State-owned enterprises, and there are about 100 of them, are less efficient than privately owned ones. According to official figures they produce an average return on assets of 2.9 per cent last year, against one of 10.2 per cent for the private sector. That is not entirely the fault of their managers, for they are often directed to do things for the authorities’ social objectives that make them less profitable: for example maintaining employment and investment rather than slimming down when demand falls.

China has rejected rapid privatisation of these companies in favour of a gradual shift, perhaps passing three or four a year into ownership by state-owned holding companies, which can then gradually be sold to the public at some later stage. Why? It wants to retain control of the economy, as it has for the past 40 years.

It is hard not to feel sympathy for this gradual approach, for China has managed to avoid the chaos that engulfed Russia. But a slower transition will probably mean slower growth.

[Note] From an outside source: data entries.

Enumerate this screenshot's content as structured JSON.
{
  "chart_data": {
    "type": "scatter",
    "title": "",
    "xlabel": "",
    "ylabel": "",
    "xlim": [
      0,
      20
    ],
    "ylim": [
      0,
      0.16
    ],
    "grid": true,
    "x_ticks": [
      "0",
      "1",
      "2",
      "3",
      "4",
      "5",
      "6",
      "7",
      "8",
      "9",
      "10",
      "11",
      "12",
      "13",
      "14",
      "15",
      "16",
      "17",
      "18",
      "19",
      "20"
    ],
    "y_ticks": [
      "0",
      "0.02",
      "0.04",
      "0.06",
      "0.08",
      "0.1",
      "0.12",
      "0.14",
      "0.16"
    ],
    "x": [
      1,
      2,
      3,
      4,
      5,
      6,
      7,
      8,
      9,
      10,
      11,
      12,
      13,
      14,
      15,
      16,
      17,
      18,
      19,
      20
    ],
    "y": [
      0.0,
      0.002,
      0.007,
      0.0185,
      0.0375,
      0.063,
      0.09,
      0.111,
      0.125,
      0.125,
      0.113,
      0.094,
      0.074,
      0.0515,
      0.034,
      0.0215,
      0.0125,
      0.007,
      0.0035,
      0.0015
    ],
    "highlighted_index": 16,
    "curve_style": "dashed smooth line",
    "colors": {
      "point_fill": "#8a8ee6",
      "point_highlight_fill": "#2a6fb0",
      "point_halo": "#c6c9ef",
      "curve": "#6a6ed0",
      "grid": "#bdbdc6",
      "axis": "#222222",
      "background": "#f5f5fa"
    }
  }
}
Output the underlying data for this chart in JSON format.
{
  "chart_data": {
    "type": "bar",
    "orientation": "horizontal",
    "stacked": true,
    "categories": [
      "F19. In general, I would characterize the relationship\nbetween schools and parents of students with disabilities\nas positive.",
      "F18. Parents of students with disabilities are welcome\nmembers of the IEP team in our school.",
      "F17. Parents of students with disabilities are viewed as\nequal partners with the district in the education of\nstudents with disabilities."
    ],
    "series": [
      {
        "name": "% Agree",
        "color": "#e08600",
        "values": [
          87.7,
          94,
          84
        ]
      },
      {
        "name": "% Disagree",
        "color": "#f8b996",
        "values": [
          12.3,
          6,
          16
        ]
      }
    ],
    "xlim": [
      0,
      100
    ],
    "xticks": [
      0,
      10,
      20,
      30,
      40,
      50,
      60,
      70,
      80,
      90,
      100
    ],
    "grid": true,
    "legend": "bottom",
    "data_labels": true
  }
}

The shift from manufacturing to services is a parallel one. This is not something that countries have much control over. Germany has maintained a somewhat larger manufacturing sector than other G7 economies, but not much. In every advanced economy the shift is taking place, with manufacturing typically between 10 and 15 per cent of GDP. In China manufacturing is still nearly 40 per cent, but was passed by services (now more than 50 per cent) back in 2012.

Services are by their nature different from manufacturing, and in particular harder to fit into a command economy. So the Chinese government’s power over the economy will tend to fall as a result. So there is another dilemma: promote the shift (as for example the Shanghai municipality is doing) and you accept you cede control, or seek to retain control by resisting it.

We know enough about economic development to be pretty sure that giving greater power to the market will lead to faster growth. China is the classic real-world model of this. But social order matters and it may be sensible to go for a slower transformation of the Chinese economy if that enables the country to avoid overly disruptive change.

In any case, China almost inevitably passes the US to become indubitably number one. When? Well, the famous Goldman Sachs BRICs report calculated that this would happen about 2027. More recent work by HSBC suggested it would not be until about 2040. But if it were the earlier date, and were Xi Jinping to have a third term as General Secretary, that would be at the end of his period of office.

At the moment there is a long way to go. Last year, according to World Bank data, the US GDP was $19.6 trillion; China was $11.2 trillion. A lot, good or bad, can happen in a decade. But let’s do the sums. Suppose the US were to grow at 2 per cent compound its GDP in 2027 would be about $24 trillion, and if China were to grow at 7 per cent it would be around $22.5 trillion. So China would not quite be there, but it would snapping at the US’s heels.

Maybe those growth projections are too pessimistic for the US and too optimistic for China, but you can see the prize: be leader of China when it becomes the largest economy in the world. No wonder Xi Jinping would like to stick around.